Beth threw a pillow at him before continuing, “But she’s not Miss Social anymore. Luke and her are history. He moved on to some other girl. Though the rumor is she broke up with him before her disappearance. She quits the dance team, stops entering art contests and barely talks to anyone. Not that I would have talked to anyone either, the way rumors flew around about her.”

“The gossip was brutal, man,” said Isaiah. Beth, Isaiah and I understood gossip. Foster kids and those from bad homes lay low for a reason.

“What did they say?” I had a sinking feeling where this conversation was headed and it didn’t sit well with me.

Beth wrapped her arms around her knees. “On the first day of our junior year she came back wearing a long-sleeve shirt and the same thing the day after that and on and on. It was ninety degrees for the first three weeks of school. What do you think people said?”

Isaiah made a circling motion with his finger. “Her little friends circled the wagons and kept her out of sight.”

“And she started meeting with the school counselor.” Beth paused. “You gotta feel bad for her.”

My eyes had been drifting closed, but Beth’s statement shocked them open. “What?” Beth lacked the sympathy gene.

She lay down on the bed, her eyes fluttering. “Obviously something f**ked-up happened to her. Plus, her brother died a couple of months before she disappeared. They were super close. He was only three years older than her and took her to parties and stuff when he was in town. I used to hate her for having an older brother who cared.” Now Beth’s eyes shut completely.

Isaiah stood. “Roll over.”

Beth rolled against the wall. Isaiah grabbed a blanket off the floor and draped it over her. Our storyteller passed out.

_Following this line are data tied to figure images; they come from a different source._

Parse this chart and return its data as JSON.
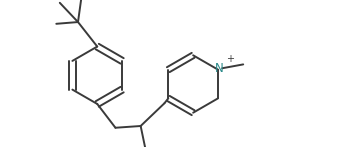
{
  "background": "#ffffff",
  "line_color": "#3a3a3a",
  "line_width": 1.4,
  "N_color": "#2a8a8a",
  "plus_color": "#3a3a3a",
  "figsize": [
    3.52,
    1.47
  ],
  "dpi": 100,
  "xlim": [
    0,
    10.0
  ],
  "ylim": [
    0,
    4.2
  ]
}
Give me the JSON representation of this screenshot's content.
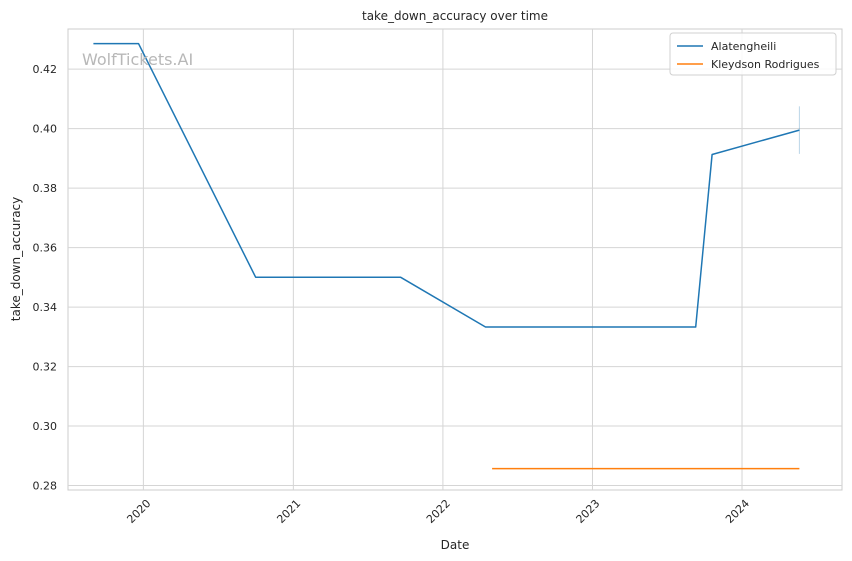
{
  "chart_data": {
    "type": "line",
    "title": "take_down_accuracy over time",
    "xlabel": "Date",
    "ylabel": "take_down_accuracy",
    "watermark": "WolfTickets.AI",
    "grid": true,
    "legend_position": "top-right",
    "x_ticks": [
      "2020",
      "2021",
      "2022",
      "2023",
      "2024"
    ],
    "y_ticks": [
      "0.28",
      "0.30",
      "0.32",
      "0.34",
      "0.36",
      "0.38",
      "0.40",
      "0.42"
    ],
    "xlim": [
      "2019-07-01",
      "2024-09-01"
    ],
    "ylim": [
      0.2785,
      0.4335
    ],
    "series": [
      {
        "name": "Alatengheili",
        "color": "#1f77b4",
        "points": [
          {
            "x": "2019-09-01",
            "y": 0.4286
          },
          {
            "x": "2019-12-20",
            "y": 0.4286
          },
          {
            "x": "2020-10-01",
            "y": 0.35
          },
          {
            "x": "2021-09-20",
            "y": 0.35
          },
          {
            "x": "2022-04-15",
            "y": 0.3333
          },
          {
            "x": "2023-09-10",
            "y": 0.3333
          },
          {
            "x": "2023-10-20",
            "y": 0.3913
          },
          {
            "x": "2024-05-20",
            "y": 0.3995
          }
        ],
        "error_band": {
          "x": "2024-05-20",
          "low": 0.3915,
          "high": 0.4075
        }
      },
      {
        "name": "Kleydson Rodrigues",
        "color": "#ff7f0e",
        "points": [
          {
            "x": "2022-05-01",
            "y": 0.2857
          },
          {
            "x": "2024-05-20",
            "y": 0.2857
          }
        ]
      }
    ]
  }
}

Isaiah joined me on the couch. “Most people call Echo a cutter. Some said she tried to commit suicide.” He shook his head. “It’s all messed up, man.”

I was tempted to say I agreed and tell him what happened at the library, but I didn’t. “What happened to her brother?”

“Aires? He was a good guy. Cool to everyone. Joined the Marines out of high school and got himself blown to hell over in Afghanistan.”

Aires and Echo Emerson. Their mother must have hated them to give them names like that. Now I needed to find a way to make nice with the girl. She was my ticket to getting my brothers back.